History of the Park

History of the Park

To know the origin of the park we must go back until the 12th century. It was the time of the repopulation of the city - promoted by Alfonso I El Batallador - after the persistent quarrels between Christians and Muslims in the border of the Duero, that turned this zone into a true demographic desert.

Installed already the population, the Aragonese monarch granted privileges to friars coming from the monastery riojano of San Millán de la Cogolla to settle in this flat zone outside the city. It was an extension rich in pastures and suitable for livestock.

It was here where the religious built a convent with a simple hermitage dedicated to the invocation of San Andres, so in those years the land was known as "Dehesa de San Andrés."

In 1.255 the Abbot of San Millán de la Cogolla donates these lands to the Cabildo of the collegiate church of San Pedro of the city of Soria. For this reason and so that the city could make use of the pastures for its cattle, it was agreed to pay a canon to the Cabildo, that maintained in possession this dominion until century XVII.

In the sixteenth century, the Cofradía de la Vera Cruz, in charge of giving Christian burial to the prisoners executed in the city, began to build a primitive humilladero where they located the image of a crucified person, known as Cristo del Humilladero. Later the Counts of Gómara extended it to become the Hermitage of Solitude, as we know it today.

In the last years of century XVI were poplars, elms and willows composing what we now understand by park being divided in two parts: the high zone destined for grazing of animals and the lower part and nearest to the city for public walk and place Of encounter, rest and recreation.

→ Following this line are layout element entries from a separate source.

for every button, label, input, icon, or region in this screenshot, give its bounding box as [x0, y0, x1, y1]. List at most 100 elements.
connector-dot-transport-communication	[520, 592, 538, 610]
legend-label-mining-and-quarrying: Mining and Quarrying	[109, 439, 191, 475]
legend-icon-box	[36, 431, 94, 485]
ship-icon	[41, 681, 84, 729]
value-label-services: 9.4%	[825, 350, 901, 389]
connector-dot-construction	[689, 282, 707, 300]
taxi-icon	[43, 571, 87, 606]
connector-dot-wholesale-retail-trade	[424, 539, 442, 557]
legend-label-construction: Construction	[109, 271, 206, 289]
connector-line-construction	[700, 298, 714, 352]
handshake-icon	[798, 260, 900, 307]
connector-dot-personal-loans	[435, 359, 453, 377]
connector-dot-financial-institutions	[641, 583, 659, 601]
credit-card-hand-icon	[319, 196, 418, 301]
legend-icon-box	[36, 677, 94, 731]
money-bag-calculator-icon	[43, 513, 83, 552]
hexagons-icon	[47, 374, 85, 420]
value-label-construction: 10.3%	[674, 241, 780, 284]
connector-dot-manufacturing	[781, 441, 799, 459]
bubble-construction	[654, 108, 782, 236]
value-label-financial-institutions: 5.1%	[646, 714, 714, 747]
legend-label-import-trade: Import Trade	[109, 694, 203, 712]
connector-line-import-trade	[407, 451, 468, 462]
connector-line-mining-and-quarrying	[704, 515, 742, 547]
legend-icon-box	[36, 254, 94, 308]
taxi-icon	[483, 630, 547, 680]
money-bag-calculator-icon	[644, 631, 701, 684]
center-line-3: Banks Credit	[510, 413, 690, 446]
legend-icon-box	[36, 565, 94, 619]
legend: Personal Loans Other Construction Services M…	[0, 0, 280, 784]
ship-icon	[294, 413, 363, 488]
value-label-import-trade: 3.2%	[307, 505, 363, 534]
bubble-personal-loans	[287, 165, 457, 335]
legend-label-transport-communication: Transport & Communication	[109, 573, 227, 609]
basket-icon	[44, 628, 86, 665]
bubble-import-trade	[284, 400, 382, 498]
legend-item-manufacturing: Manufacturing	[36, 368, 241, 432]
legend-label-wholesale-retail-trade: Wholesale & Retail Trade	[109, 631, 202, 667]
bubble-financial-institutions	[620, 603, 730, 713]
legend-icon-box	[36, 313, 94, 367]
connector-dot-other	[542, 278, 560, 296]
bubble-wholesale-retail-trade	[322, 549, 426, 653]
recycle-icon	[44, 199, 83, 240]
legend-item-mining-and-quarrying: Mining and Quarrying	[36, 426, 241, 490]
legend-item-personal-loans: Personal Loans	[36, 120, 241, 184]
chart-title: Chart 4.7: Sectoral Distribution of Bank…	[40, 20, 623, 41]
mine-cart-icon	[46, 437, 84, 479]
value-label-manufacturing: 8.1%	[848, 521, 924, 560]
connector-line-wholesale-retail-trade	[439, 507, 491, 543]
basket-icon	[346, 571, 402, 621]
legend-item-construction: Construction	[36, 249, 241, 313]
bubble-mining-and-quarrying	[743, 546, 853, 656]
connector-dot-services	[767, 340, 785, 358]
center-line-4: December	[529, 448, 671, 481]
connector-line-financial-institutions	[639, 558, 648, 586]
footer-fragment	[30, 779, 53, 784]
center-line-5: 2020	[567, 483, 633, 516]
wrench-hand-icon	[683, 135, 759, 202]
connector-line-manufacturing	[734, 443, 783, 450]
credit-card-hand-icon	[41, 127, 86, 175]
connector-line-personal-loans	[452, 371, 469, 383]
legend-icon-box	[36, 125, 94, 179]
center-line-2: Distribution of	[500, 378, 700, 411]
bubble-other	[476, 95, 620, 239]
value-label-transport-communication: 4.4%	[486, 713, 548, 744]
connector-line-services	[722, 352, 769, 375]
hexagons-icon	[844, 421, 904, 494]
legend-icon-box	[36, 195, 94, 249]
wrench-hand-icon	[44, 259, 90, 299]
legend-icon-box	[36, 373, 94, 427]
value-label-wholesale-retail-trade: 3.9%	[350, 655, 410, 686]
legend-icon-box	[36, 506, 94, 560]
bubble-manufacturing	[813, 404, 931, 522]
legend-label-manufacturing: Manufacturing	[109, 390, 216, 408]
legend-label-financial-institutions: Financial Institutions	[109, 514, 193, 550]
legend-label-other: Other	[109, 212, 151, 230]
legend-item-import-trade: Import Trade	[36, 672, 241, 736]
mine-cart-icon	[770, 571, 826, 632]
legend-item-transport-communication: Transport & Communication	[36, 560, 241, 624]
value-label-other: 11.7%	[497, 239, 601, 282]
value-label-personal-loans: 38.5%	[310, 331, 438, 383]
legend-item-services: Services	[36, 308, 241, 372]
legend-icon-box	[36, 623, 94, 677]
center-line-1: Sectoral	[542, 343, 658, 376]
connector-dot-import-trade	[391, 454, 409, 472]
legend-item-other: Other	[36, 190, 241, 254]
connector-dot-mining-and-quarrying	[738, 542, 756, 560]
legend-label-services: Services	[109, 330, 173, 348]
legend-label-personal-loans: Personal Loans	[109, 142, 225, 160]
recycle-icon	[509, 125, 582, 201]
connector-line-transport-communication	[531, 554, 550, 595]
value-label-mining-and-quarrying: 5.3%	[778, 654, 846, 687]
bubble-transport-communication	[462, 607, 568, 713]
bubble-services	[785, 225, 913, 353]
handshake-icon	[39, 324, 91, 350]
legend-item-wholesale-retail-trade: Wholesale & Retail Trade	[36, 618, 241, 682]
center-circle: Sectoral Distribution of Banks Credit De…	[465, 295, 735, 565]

Between the seventeenth and nineteenth centuries various changes and improvements were made, such as a new elm plantation, the construction of a fence to protect the trees from cattle grazing on the high ground, the prohibition of the circulation of vehicles, the construction of A nursery, etc ... ..we were already in the twentieth century when the park took the current structure, not forgetting that until the thirties of the twentieth century what is today the Alto de la Dehesa was still dehesa-boyal being its pastures auctioned between The local cattle ranchers.